A secretária também destacou que a atuação do Município ocorre dentro de um procedimento acompanhado pelo Ministério Público de Mato Grosso. Em dezembro de 2025, a 17ª Promotoria de Justiça de Defesa da Ordem Urbanística e do Patrimônio Cultural determinou a adoção de medidas para assegurar a desocupação das áreas públicas invadidas e a proteção ambiental da região.

A situação também passou a ser tratada pelo Comitê Intersetorial de Gestão de Desocupações de Áreas Públicas (CIGDAP), responsável por coordenar ações em casos de maior complexidade. O comitê reúne diferentes áreas da administração para avaliar as medidas necessárias, incluindo aspectos ambientais, urbanísticos e sociais.
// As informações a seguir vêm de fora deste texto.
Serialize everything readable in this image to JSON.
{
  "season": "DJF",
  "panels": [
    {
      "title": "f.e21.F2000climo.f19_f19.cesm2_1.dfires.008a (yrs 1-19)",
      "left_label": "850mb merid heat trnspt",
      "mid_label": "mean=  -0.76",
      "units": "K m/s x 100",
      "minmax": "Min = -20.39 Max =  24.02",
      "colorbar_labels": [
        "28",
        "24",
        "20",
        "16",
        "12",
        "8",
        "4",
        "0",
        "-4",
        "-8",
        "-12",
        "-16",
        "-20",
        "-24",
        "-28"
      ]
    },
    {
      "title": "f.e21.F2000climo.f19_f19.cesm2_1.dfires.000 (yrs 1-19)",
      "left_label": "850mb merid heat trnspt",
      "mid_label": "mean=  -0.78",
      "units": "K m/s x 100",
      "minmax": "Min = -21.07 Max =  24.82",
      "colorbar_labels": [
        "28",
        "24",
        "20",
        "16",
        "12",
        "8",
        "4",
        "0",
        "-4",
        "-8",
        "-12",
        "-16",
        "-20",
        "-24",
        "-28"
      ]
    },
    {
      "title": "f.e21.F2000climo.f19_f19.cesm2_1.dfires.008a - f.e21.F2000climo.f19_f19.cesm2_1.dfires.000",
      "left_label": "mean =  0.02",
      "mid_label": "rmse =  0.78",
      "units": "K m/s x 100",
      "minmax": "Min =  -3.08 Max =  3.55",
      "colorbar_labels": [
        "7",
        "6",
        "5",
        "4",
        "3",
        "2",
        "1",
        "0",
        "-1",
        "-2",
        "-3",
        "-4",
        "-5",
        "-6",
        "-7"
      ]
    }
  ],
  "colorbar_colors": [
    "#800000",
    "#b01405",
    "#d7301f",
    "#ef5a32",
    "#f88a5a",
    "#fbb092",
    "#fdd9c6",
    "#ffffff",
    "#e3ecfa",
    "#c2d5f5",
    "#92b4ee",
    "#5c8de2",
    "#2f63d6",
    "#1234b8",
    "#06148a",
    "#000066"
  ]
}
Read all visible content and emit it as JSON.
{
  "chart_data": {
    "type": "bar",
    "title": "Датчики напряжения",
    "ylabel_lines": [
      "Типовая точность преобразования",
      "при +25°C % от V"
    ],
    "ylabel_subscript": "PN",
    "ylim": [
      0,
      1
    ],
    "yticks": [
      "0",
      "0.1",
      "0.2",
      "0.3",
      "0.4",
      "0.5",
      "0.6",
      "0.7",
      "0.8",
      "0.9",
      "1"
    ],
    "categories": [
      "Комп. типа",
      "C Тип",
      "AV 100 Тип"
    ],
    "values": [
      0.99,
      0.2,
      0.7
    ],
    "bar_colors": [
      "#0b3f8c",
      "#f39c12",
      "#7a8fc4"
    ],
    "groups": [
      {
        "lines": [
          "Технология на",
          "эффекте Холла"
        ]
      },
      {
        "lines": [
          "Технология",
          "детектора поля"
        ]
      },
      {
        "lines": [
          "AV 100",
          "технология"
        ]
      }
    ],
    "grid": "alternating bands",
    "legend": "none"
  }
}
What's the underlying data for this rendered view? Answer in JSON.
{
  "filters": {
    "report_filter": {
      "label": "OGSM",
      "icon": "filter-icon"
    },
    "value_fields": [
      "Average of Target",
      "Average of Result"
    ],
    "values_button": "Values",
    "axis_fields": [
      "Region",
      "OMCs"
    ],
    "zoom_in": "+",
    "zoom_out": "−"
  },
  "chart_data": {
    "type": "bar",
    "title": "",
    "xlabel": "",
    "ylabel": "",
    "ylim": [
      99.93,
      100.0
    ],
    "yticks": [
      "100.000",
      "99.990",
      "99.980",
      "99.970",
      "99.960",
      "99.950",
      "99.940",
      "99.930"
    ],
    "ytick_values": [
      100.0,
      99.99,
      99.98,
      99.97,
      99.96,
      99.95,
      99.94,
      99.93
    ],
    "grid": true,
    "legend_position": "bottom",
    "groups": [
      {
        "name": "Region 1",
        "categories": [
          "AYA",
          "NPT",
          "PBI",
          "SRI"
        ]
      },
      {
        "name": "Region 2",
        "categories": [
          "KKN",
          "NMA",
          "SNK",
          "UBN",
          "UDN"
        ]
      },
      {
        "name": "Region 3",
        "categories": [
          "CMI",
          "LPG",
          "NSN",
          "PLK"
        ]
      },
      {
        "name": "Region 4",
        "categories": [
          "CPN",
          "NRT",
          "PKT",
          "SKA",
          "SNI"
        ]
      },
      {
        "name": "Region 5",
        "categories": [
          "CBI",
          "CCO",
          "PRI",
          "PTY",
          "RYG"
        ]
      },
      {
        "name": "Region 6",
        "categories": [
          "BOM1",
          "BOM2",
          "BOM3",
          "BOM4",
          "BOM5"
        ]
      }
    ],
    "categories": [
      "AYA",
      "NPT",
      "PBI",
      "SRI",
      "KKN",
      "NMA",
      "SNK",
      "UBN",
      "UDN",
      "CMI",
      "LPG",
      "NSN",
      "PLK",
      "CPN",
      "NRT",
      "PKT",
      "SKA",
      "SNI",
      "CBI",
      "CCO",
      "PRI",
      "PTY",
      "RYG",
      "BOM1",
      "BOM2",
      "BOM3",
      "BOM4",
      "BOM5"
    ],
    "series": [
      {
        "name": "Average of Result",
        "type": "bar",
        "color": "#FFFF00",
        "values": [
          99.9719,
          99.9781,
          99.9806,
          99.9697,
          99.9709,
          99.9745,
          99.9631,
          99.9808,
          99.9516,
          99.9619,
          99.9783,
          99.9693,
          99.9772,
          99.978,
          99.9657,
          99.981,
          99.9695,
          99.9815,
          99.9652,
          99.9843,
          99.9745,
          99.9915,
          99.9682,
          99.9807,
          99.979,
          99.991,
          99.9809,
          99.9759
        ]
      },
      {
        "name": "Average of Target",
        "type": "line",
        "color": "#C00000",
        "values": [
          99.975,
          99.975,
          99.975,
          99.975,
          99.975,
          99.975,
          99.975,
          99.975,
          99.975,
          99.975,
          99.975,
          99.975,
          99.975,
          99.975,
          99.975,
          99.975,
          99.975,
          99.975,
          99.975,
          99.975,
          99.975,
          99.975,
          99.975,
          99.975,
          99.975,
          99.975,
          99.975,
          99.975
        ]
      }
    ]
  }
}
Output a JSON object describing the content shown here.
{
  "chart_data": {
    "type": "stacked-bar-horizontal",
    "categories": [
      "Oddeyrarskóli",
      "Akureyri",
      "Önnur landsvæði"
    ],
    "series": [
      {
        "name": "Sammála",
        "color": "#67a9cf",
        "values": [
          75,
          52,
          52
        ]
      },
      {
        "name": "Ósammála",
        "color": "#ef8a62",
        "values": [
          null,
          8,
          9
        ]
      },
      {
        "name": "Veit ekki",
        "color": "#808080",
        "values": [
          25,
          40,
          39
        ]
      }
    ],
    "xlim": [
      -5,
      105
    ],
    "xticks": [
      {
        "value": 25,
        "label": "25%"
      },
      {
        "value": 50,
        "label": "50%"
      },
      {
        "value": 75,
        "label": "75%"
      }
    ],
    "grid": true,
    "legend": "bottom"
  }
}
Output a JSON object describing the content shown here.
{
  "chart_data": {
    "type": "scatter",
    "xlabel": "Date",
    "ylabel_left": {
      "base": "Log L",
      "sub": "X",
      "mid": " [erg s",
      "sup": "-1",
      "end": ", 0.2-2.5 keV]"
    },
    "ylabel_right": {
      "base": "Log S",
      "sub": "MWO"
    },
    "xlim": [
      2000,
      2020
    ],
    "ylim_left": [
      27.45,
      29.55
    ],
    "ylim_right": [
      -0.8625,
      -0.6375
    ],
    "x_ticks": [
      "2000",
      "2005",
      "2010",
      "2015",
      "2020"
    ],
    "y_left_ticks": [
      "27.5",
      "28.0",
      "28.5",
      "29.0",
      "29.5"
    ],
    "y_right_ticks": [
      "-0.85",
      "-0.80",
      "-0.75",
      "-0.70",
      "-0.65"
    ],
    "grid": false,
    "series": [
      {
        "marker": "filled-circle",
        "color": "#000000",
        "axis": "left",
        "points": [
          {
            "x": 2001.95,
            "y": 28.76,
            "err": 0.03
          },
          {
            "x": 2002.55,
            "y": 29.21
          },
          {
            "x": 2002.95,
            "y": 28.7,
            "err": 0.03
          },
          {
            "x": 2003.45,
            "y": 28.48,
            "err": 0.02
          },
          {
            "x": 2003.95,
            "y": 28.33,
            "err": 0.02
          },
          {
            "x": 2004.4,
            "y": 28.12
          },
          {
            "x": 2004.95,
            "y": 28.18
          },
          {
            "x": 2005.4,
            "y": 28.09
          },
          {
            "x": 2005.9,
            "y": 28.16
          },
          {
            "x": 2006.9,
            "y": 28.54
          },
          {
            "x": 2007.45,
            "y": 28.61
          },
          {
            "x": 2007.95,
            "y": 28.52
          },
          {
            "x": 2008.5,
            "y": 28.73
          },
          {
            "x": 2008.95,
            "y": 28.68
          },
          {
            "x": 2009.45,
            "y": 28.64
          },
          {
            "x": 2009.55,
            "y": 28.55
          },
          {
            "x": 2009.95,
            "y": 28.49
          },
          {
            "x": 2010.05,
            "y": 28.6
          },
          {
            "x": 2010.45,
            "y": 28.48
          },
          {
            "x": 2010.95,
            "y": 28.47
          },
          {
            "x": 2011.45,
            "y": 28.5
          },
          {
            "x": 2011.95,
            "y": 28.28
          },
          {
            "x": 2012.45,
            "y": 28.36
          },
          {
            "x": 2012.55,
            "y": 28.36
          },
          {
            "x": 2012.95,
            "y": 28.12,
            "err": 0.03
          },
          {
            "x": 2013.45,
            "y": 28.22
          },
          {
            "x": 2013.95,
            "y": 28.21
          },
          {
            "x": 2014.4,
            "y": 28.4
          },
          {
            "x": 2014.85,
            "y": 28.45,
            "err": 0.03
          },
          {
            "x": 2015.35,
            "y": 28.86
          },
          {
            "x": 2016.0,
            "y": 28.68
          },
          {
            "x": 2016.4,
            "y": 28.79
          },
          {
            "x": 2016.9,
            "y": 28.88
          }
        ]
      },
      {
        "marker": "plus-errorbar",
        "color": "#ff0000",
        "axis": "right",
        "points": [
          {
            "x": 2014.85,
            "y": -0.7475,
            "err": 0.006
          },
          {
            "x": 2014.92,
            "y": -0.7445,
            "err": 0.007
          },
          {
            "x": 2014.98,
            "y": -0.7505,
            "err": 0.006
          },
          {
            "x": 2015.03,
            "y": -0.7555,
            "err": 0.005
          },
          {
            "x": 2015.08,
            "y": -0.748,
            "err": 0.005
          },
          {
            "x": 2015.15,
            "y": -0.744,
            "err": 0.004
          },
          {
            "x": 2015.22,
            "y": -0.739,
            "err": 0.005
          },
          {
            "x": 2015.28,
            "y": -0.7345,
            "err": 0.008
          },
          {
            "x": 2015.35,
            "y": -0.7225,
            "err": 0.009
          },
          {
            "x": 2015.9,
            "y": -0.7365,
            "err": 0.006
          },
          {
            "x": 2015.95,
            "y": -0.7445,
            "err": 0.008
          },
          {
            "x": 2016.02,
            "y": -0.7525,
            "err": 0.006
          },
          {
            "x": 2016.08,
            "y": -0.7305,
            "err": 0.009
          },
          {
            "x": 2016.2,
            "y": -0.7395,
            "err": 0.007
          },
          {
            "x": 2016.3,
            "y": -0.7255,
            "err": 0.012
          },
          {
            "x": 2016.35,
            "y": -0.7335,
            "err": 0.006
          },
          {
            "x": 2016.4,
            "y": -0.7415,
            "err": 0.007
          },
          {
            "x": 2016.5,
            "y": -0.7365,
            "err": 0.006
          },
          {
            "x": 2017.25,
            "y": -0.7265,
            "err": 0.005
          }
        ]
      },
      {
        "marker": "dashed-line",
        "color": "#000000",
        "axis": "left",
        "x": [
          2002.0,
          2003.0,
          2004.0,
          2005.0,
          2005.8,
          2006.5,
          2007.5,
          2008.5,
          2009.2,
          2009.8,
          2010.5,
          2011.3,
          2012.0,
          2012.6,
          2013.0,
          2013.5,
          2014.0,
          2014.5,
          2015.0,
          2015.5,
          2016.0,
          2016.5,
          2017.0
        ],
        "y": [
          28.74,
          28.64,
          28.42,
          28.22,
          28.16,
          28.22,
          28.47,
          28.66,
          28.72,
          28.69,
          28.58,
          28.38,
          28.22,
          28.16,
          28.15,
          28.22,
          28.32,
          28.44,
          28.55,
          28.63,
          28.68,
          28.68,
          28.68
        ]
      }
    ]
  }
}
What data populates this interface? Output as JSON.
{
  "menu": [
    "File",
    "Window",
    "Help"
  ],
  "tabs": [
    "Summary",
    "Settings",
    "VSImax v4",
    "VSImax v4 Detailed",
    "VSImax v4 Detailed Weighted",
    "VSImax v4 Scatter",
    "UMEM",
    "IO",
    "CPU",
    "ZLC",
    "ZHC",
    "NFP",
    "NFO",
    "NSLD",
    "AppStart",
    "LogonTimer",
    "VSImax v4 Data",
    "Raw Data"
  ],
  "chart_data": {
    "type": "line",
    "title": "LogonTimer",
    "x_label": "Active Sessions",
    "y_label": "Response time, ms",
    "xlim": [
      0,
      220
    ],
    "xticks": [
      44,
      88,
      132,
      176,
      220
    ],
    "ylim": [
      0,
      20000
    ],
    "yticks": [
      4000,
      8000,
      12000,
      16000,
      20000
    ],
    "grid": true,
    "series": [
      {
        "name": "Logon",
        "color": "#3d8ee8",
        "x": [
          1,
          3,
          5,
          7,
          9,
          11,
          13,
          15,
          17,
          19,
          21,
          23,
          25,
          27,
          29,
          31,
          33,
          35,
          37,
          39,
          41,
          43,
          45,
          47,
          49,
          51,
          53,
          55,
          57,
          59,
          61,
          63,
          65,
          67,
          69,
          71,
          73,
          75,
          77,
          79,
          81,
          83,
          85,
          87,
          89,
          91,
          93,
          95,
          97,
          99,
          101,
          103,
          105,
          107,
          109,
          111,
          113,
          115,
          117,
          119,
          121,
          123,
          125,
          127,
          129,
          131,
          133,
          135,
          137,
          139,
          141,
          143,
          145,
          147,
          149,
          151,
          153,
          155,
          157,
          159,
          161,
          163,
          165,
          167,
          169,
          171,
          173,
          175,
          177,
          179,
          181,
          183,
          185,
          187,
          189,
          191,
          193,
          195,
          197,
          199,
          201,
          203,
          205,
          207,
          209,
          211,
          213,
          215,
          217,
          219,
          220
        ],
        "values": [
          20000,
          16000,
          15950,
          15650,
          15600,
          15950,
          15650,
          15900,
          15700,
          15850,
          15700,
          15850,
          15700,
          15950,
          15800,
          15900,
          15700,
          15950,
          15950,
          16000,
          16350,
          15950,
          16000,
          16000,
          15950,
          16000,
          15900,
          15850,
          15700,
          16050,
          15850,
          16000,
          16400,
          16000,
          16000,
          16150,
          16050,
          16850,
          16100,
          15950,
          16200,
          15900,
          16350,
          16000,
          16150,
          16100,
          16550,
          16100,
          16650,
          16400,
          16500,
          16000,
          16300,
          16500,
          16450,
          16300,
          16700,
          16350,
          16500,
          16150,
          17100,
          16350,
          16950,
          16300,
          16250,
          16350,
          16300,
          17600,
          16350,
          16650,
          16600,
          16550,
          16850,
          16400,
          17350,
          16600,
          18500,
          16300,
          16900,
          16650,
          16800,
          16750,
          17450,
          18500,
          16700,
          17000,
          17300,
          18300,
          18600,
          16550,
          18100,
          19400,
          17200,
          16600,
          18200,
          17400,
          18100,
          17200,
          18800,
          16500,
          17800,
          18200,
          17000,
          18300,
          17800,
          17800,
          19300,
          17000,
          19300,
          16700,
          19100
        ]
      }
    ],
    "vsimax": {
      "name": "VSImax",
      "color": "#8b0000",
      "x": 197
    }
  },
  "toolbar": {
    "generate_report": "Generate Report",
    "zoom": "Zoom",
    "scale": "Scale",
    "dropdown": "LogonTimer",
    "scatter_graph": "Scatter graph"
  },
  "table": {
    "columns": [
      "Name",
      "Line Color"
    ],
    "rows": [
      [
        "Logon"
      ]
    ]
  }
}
A Defesa Civil realizou vistoria no local e classificou a área como de grau de risco alto, considerando a presença de cursos d’água e nascentes, histórico de alagamentos, vulnerabilidade hidrológica e processos erosivos.

Juliana reforçou ainda que a Prefeitura adotou medidas para identificar a realidade das pessoas que vivem na região. A Secretaria de Assistência Social foi acionada para realizar levantamento socioeconômico dos ocupantes, garantindo que eventuais famílias em situação de vulnerabilidade sejam direcionadas para atendimento pelas políticas públicas municipais.

“A orientação da gestão é que nenhuma família em situação de vulnerabilidade fique sem atendimento. A Prefeitura vai fazer o acolhimento e encaminhamento necessário pela área social. Ao mesmo tempo, precisamos cumprir nossa responsabilidade de proteger o patrimônio público, preservar as áreas ambientais e evitar que novas construções irregulares sejam feitas em locais de risco”, afirmou a secretária.

A Prefeitura também informou ao Ministério Público que ações anteriores já haviam resultado na demolição de edificações não ocupadas e no corte de ligações clandestinas de água e energia. A documentação registra ainda a reincidência de invasões e a retomada de construções após as intervenções, o que levou o Município a buscar uma atuação integrada por meio do CIGDAP.